Yes, I’ve been in a bit of a Blissdom haze lately. That hasn’t been my entire focus, happy as the wee ones are to know that. As part of Little Miss’s school’s reading program, the school earned a pancake breakfast day. The teachers cooked pancakes for every student in the school who had achieved the reading incentive for the past week.
It’s awfully sweet. I love all the extras that her principal and teachers do to go above and beyond. Unfortunately, some of the treats – including the pizza for the entire school this Friday – don’t work for us. Little Miss has a dairy allergy and can’t eat the pancakes. (Or so I hope – a local restaurant has told us multiple times that their pancakes and waffles contain no dairy!) The last two years, I’ve made special waffles for her instead of the pancakes.
Why waffles? It’s really obvious with waffles instead of pancakes – to her and to the teacher – that she’s eating what she’s supposed to. Plus, I have a waffle maker, and I figure I should use it when I can. Unfortunately I don’t like waffles, so this is purely for the wee ones. And my husband, who always sneaks some.

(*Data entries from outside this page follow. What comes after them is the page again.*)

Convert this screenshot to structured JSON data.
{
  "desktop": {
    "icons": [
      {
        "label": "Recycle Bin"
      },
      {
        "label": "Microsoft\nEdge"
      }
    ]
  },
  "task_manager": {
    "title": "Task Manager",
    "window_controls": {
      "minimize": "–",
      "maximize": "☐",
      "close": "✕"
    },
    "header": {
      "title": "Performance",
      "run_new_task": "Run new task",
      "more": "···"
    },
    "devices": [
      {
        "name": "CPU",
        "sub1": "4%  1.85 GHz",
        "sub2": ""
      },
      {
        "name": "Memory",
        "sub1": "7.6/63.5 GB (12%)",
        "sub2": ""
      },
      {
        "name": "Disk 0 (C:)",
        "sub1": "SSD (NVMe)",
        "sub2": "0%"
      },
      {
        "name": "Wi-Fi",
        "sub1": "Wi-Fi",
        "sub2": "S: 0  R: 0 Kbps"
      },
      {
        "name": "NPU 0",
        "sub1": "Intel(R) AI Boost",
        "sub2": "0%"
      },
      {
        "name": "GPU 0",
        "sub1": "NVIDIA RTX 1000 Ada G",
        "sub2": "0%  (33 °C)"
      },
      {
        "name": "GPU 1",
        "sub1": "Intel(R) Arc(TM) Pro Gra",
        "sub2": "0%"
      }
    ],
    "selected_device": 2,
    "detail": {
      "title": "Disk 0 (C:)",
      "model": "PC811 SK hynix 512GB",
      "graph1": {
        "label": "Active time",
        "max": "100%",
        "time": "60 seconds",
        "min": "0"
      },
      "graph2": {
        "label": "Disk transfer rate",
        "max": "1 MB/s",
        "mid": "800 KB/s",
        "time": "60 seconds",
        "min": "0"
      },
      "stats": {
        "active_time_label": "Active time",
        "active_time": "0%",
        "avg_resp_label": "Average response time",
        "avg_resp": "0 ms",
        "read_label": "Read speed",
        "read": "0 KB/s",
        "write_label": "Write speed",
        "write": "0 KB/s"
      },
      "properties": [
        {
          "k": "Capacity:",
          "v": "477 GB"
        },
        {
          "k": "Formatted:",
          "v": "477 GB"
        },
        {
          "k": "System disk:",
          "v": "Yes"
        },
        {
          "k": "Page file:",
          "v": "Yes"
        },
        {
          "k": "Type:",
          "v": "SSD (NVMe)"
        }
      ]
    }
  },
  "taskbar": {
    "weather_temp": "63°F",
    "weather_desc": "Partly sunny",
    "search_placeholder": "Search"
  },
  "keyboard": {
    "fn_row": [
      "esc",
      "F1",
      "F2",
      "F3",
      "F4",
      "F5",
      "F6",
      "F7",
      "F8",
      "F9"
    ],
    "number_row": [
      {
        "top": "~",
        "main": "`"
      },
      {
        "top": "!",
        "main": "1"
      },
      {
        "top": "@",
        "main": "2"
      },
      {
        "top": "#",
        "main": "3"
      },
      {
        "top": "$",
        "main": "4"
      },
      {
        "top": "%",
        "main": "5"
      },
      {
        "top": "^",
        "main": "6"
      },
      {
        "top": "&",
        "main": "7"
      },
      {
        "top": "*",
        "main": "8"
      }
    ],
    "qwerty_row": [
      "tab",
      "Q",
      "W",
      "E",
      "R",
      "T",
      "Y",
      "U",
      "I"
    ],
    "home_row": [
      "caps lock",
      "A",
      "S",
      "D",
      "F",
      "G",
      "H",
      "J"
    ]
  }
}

This time? I went with pumpkin. And they were good. Or so I was told….
1 1/2 T baking powder
1 T cinnamon
1 t allspice
1 t nutmeg, grated
1/2 t salt
2 1/2 c flour
1/2 c brown sugar
1 c canned pumpkin
1 t fresh ginger, grated
2 c milk (dairy free for us – I love coconut milk or at least rice milk for it)
4 eggs, separated
1/4 cup butter substitute, melted
Preheat your waffle iron. These will take a little longer to bake, so if yours has an adjustable temperature, turn it up higher than you normally would. If it doesn’t (mine doesn’t), just know you’ll need to bake these longer than normal waffles.

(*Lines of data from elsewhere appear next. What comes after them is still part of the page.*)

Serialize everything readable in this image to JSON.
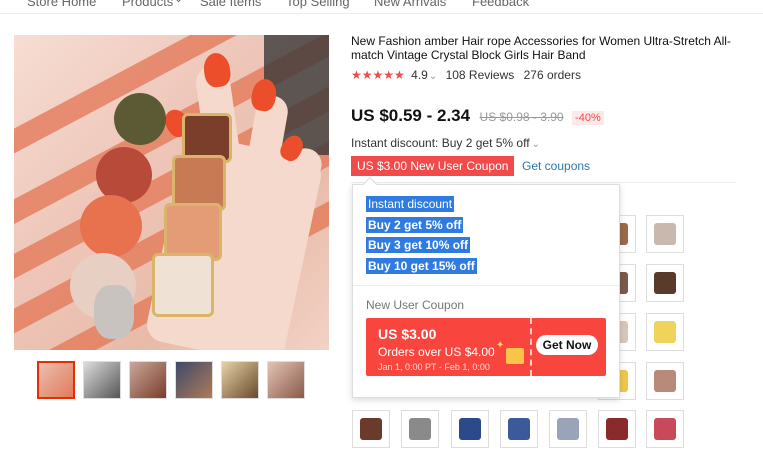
{
  "nav": {
    "items": [
      "Store Home",
      "Products",
      "Sale Items",
      "Top Selling",
      "New Arrivals",
      "Feedback"
    ]
  },
  "product": {
    "title": "New Fashion amber Hair rope Accessories for Women Ultra-Stretch All-match Vintage Crystal Block Girls Hair Band",
    "rating": "4.9",
    "rating_caret": "⌄",
    "reviews": "108 Reviews",
    "orders": "276 orders",
    "price": "US $0.59 - 2.34",
    "old_price": "US $0.98 - 3.90",
    "discount_pct": "-40%",
    "instant_discount": "Instant discount: Buy 2 get 5% off",
    "instant_caret": "⌄",
    "coupon_tag": "US $3.00 New User Coupon",
    "get_coupons": "Get coupons"
  },
  "popup": {
    "heading": "Instant discount",
    "tiers": [
      "Buy 2 get 5% off",
      "Buy 3 get 10% off",
      "Buy 10 get 15% off"
    ],
    "nuc_title": "New User Coupon",
    "coupon": {
      "amount": "US $3.00",
      "condition": "Orders over US $4.00",
      "dates": "Jan 1, 0:00 PT - Feb 1, 0:00",
      "button": "Get Now"
    }
  },
  "colors": {
    "accent": "#f04a4a",
    "link": "#2e7aa8",
    "selection": "#2f7be0",
    "coupon_bg": "#f8463f"
  }
}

In a large bowl, mix together the flour, baking powder, brown sugar, cinnamon, allspice, nutmeg, and salt until they’re well-mixed. In a separate bowl (ok, so I use a large liquid measuring cup so I don’t have to dirty another bowl – I’m lazy), mix together the pumpkin, milk, ginger, and egg yolks until completely blended (save those whites!). Slowly add the butter (substitute) so that it doesn’t cook the eggs or turn into a solid lump. Make sure you’re whisking as you add the melted butter. Add the liquid ingredients to the dry ingredients and mix until just combined.
Take the egg whites and put in a clean metal or glass bowl. Whip until medium peaks form. They will look like this:
Fold the egg whites into the waffle batter. That means you’ll want to add about a third of the egg whites to the batter and sacrifice their fluffiness. Incorporate them as gently as you can. Don’t stir them like you normally would. Instead scrape underneath the batter with the spatula and turn the batter over on itself. This will help keep the egg whites aerated and your waffles fluffy. After you get the first third incorporated, go ahead and add the rest of the eggs, folding as gently as possible and using as few motions as possible. Once you have very few or small white streaks remaining, your batter is done.
Pour batter into your waffle maker. Mine takes almost a cup per waffle, but all waffle makers are different. Let the waffles cook until no more steam come from the sides before removing, using a fork to gently pry the waffles out, if needed. Remember that these will take longer than normal waffles, so don’t go by the “done” timer on your waffle iron.
These store well in a sealed container for a few days, or feel free to freeze them. When I want to serve them after the first day, I pop them in the toaster for a bit, and they turn out great. I have a happy family!